Shooting for the Moon

Posted Oct. 5, 2007
Seanette Garci
?Lauren Moon, the reigning Miss La Verne takes leave from her job at the Los Angeles Superior Court to study for the Law School Admissions Test. Moon attends the Test Masters LSAT Preparation program in Claremont with hopes of being accepted into the USC Law School.

Cerina DeSouza
Staff Writer

Lauren Moon has always made a name for herself, but in 2007 she exploded when she was crowned Miss La Verne, spoke at her graduation, graduated from the University of La Verne with a 3.94 GPA and was crowned a top 10 finalist in the Miss California Pageant.

The last time that we heard from Moon she had just received the crown of Miss La Verne and she said that she could not wait to work with the city council.

To her confusion, the role of Miss La Verne does not work with the city council, but instead works closely with the chamber of commerce.

Through the chamber’s extensive involvement in the city, she was able to attend luncheons, ribbon cutting ceremonies and grand opening celebrations.

“It is neat to see the different side of La Verne,” Moon said.

The Miss La Verne pageant is associated with the Miss America pageant, so as a result of being crowned Miss La Verne, Moon was asked to represent the city at the Miss California pageant over the summer, where she was ranked in the top 10.

Expecting to meet highly competitive women at the state’s pageant, Moon worked diligently on walking correctly and speaking clearly and professionally.

She received help in this from local business owners who opened up their store fronts to allow her to practice.

Moon was offered sponsorships ranging from dentistry work to physical fitness training to assist her in her endeavors.

While attending the state’s pageant, Moon revealed that she met amazing women from all over the state, some of which she is still in contact with.

Moon said she did not have any expectations for the pageant.

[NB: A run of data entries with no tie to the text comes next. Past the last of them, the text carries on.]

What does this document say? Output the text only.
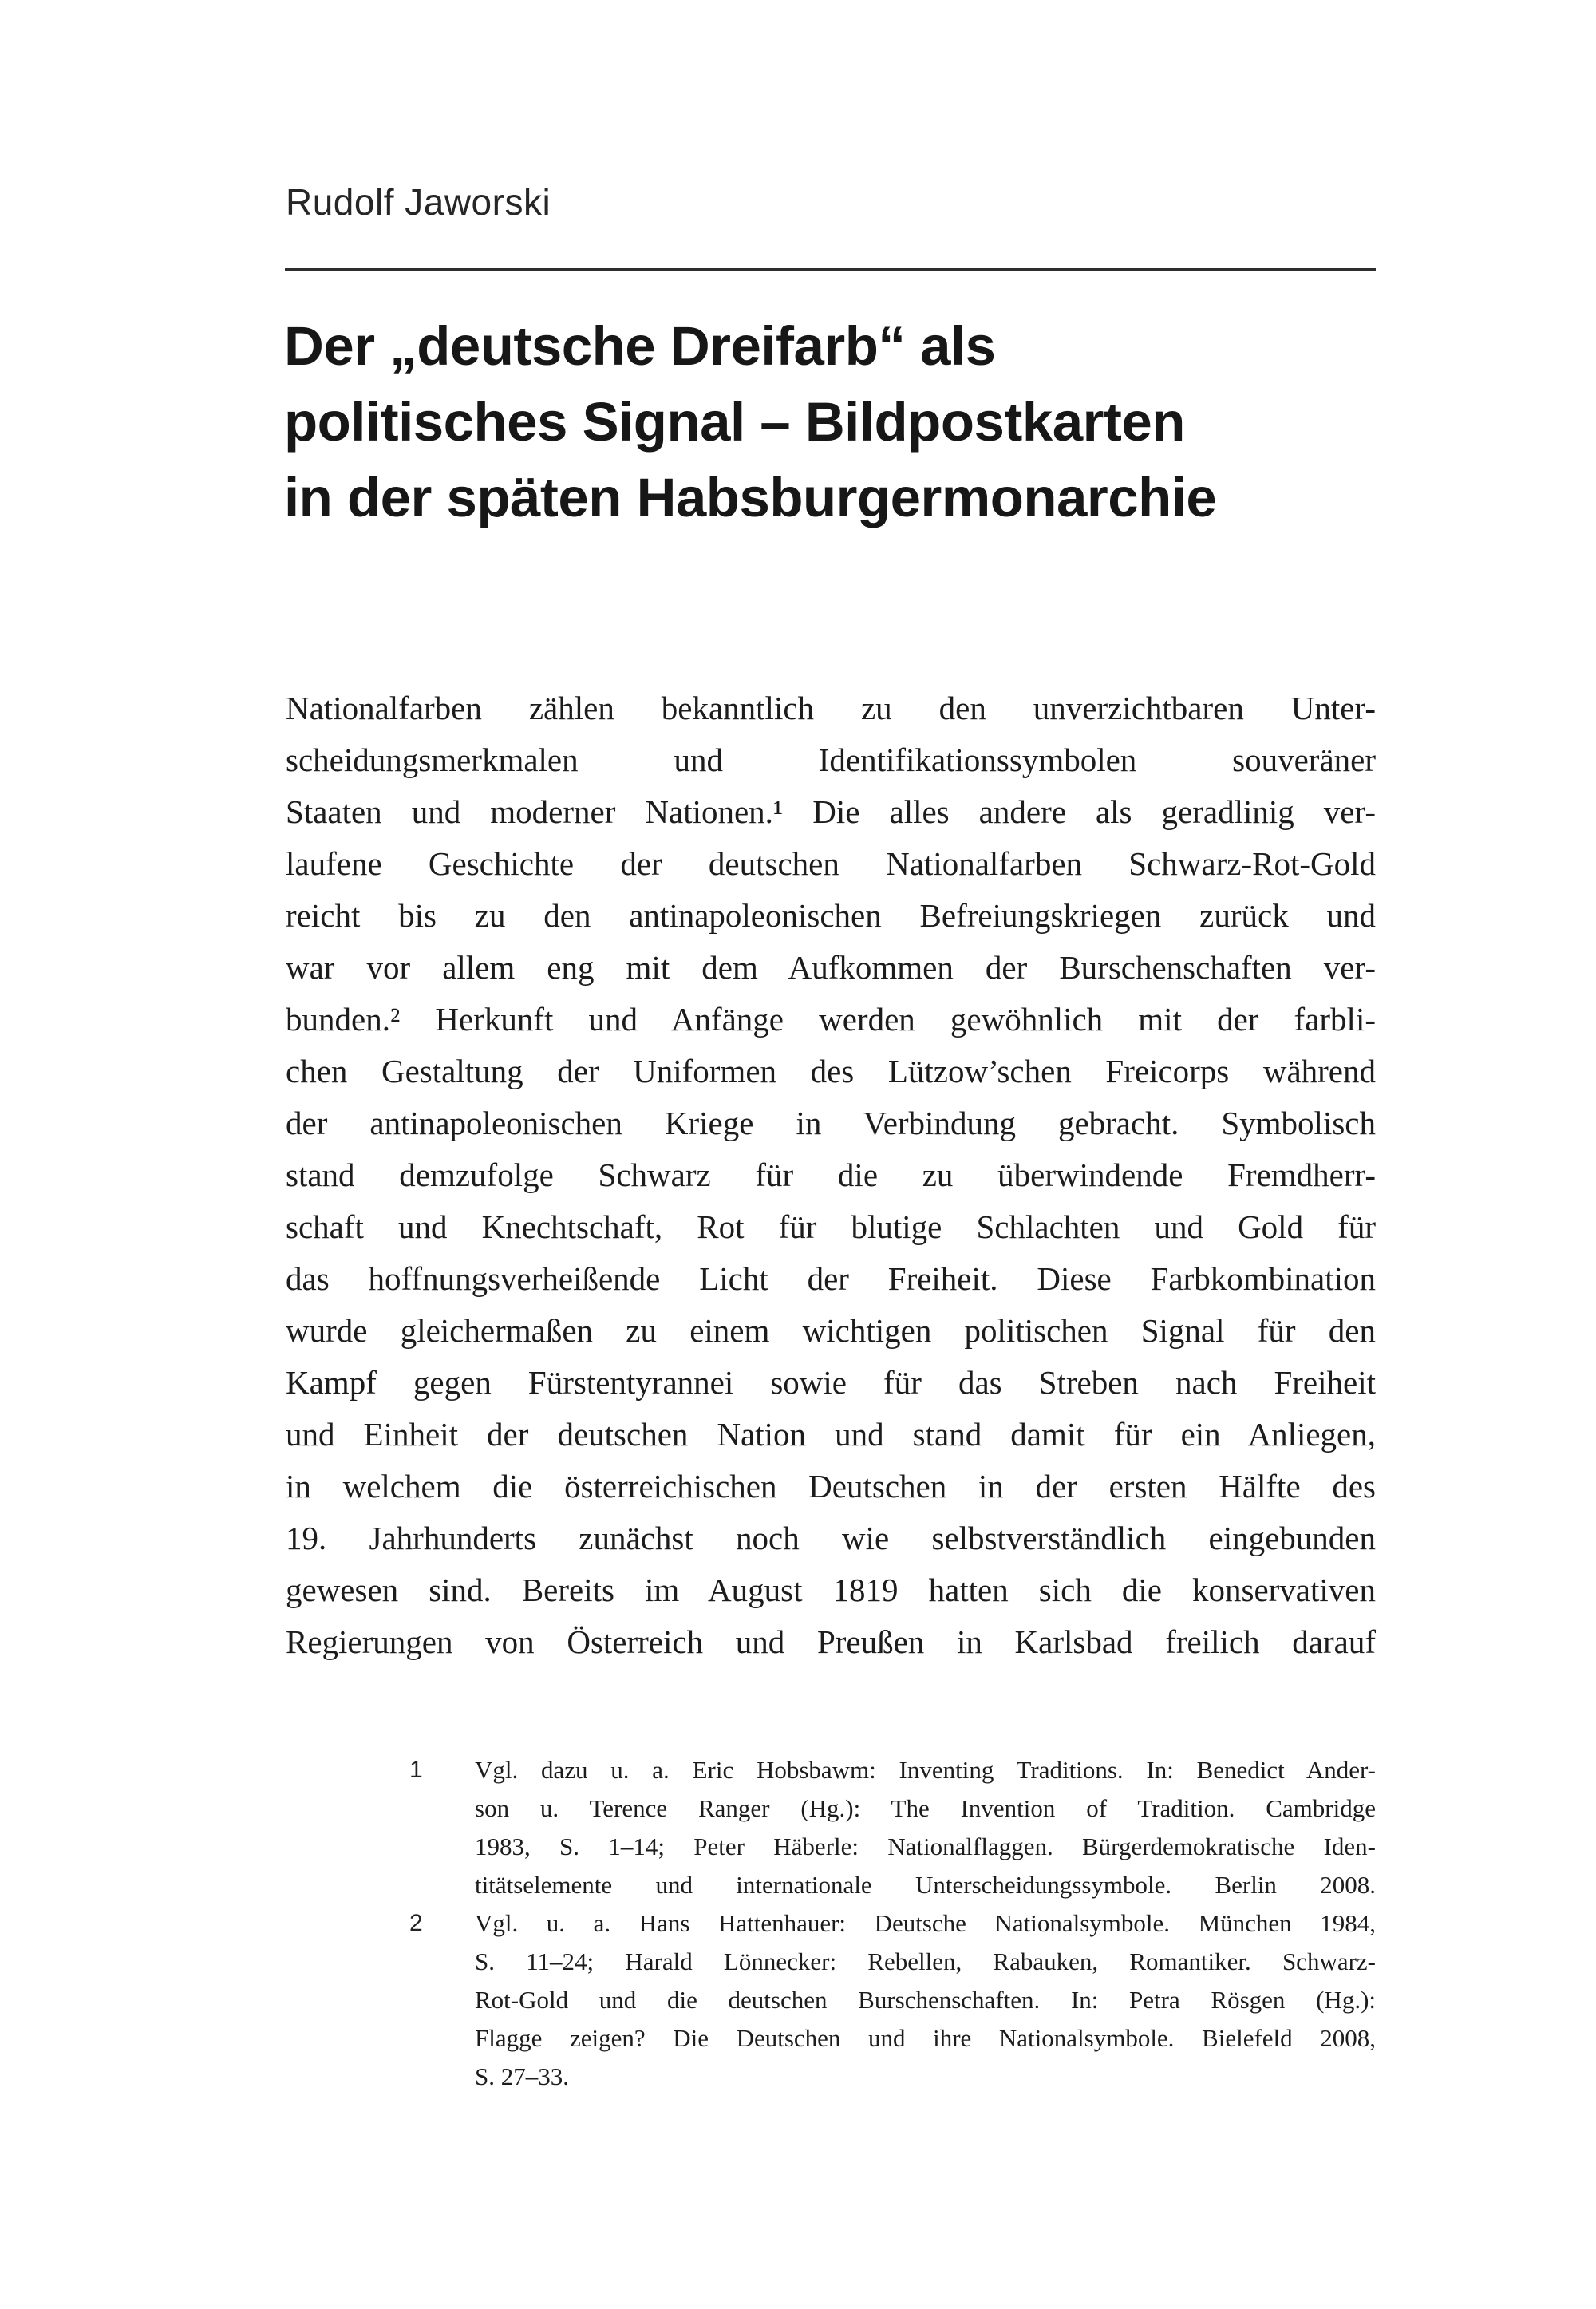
Rudolf Jaworski
Der „deutsche Dreifarb“ als
politisches Signal – Bildpostkarten
in der späten Habsburgermonarchie
Nationalfarben zählen bekanntlich zu den unverzichtbaren Unter-
scheidungsmerkmalen und Identifikationssymbolen souveräner
Staaten und moderner Nationen.¹ Die alles andere als geradlinig ver-
laufene Geschichte der deutschen Nationalfarben Schwarz-Rot-Gold
reicht bis zu den antinapoleonischen Befreiungskriegen zurück und
war vor allem eng mit dem Aufkommen der Burschenschaften ver-
bunden.² Herkunft und Anfänge werden gewöhnlich mit der farbli-
chen Gestaltung der Uniformen des Lützow’schen Freicorps während
der antinapoleonischen Kriege in Verbindung gebracht. Symbolisch
stand demzufolge Schwarz für die zu überwindende Fremdherr-
schaft und Knechtschaft, Rot für blutige Schlachten und Gold für
das hoffnungsverheißende Licht der Freiheit. Diese Farbkombination
wurde gleichermaßen zu einem wichtigen politischen Signal für den
Kampf gegen Fürstentyrannei sowie für das Streben nach Freiheit
und Einheit der deutschen Nation und stand damit für ein Anliegen,
in welchem die österreichischen Deutschen in der ersten Hälfte des
19. Jahrhunderts zunächst noch wie selbstverständlich eingebunden
gewesen sind. Bereits im August 1819 hatten sich die konservativen
Regierungen von Österreich und Preußen in Karlsbad freilich darauf
1	Vgl. dazu u. a. Eric Hobsbawm: Inventing Traditions. In: Benedict Ander-
son u. Terence Ranger (Hg.): The Invention of Tradition. Cambridge
1983, S. 1–14; Peter Häberle: Nationalflaggen. Bürgerdemokratische Iden-
titätselemente und internationale Unterscheidungssymbole. Berlin 2008.
2	Vgl. u. a. Hans Hattenhauer: Deutsche Nationalsymbole. München 1984,
S. 11–24; Harald Lönnecker: Rebellen, Rabauken, Romantiker. Schwarz-
Rot-Gold und die deutschen Burschenschaften. In: Petra Rösgen (Hg.):
Flagge zeigen? Die Deutschen und ihre Nationalsymbole. Bielefeld 2008,
S. 27–33.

But incredibly enough she was able to make it into the top ten, out of 49 contestants and also received two academic awards.

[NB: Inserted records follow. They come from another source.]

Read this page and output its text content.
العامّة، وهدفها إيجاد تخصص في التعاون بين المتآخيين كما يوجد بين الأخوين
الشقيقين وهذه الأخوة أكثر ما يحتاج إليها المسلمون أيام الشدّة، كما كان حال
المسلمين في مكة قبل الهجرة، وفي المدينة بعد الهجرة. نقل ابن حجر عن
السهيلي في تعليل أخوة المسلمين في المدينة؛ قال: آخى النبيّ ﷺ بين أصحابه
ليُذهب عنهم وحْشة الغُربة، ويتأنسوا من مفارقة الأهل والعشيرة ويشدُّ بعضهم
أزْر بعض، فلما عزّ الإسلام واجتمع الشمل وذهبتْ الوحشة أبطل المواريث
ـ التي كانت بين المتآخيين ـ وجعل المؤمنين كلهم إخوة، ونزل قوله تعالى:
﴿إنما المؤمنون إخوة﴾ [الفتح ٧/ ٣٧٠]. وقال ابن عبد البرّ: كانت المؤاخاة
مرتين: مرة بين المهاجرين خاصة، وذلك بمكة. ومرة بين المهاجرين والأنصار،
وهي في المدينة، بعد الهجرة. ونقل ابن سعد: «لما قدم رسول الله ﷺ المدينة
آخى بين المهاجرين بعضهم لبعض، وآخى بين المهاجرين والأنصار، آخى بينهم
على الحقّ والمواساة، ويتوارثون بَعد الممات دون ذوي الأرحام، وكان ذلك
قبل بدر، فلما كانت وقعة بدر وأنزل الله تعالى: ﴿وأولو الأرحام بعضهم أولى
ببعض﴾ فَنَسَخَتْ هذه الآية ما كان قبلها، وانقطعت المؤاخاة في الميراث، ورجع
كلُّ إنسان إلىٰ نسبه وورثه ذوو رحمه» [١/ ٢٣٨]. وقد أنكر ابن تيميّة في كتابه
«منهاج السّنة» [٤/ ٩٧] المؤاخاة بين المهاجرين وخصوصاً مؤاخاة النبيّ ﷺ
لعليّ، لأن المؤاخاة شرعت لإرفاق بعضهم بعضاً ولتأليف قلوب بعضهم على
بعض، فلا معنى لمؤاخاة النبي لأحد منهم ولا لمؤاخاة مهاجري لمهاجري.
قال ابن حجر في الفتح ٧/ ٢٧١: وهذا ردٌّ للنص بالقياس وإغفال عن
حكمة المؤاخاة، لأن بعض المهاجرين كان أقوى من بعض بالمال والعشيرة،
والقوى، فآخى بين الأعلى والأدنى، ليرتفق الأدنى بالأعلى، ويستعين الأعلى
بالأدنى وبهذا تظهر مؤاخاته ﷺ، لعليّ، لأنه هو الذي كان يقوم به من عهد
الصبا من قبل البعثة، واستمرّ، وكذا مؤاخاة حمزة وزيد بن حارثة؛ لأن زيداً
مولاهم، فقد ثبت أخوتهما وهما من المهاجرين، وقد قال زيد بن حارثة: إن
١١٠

One was entitled the Miss America Scholarship Organiza­tion Academic Achievement Award and the other was the Miss California Organization Aca­demic Achievement Award.

In total, Moon has received $3,800 in scholarship money and an invaluable amount of life experience.

While at the pageant, she received support through letters of encouragement from the La Verne community.

“ULV has been the foundation of learning about myself,” Moon said.

Moon emphasized that through all of her years at ULV, she never experienced the close-nit community that La Verne has to offer until she was crowned Miss La Verne and began attending city-sponsored events.

She suggests visiting La Verne over the summer and seeing the terrific Fourth of July celebrations.

Moon also encourages embracing what the La Verne community has to offer instead of simply complaining about parking issues.

Moon said that becoming Miss La Verne has been a humbling experience because everyone has been so eager and willing to help her and she finally understands how important it is to help one another.

Moon also attributes her success in the pageant to the knowledge and experiences she acquired at the University of La Verne.

Moon said she gained a tremendous amount of experience through the Landis Leadership classes.

The Landis Leadership Scholars Program is a program for the top 1 percent of ULV students, where Moon was able to correlate theories into achievement.

“Lauren was one of the most outstanding Landis students we have had. She demonstrated leadership through her actions and her classmates were able to learn a lot from her experiences,” said Chip West, assistant dean of students.

Additionally, Moon shared that in the pageants there are four main categories: evening wear, physical fitness and health, talent and philanthropy.

The philanthropic section allowed the contestants to express any aspect of the community of which they felt passionate about.

Moon chose diversity youth education, of which she found great pleasure in through her participation in the housing department, diversity training and diversity programming.

“Being proud of who you are helps with understanding others,” Moon said.

Being an active participant within the ULV community is what helped Moon gain so much experience and recognition for being a beautiful and well-rounded woman.
“It is a part of who she is, she is continually trying to learn and be aware of diversity issues,” Eugene Shang, associate director of housing said.

Through all of her achievements she was able to speak at her own graduation, by expressing her story, but mainly offering words of encouragement to her peers.

“I enjoyed working with her because she is truly a special person,” Shang said.

Moon recognized her mother, her family, and the city of La Verne, as being the major contributors to her success and support system.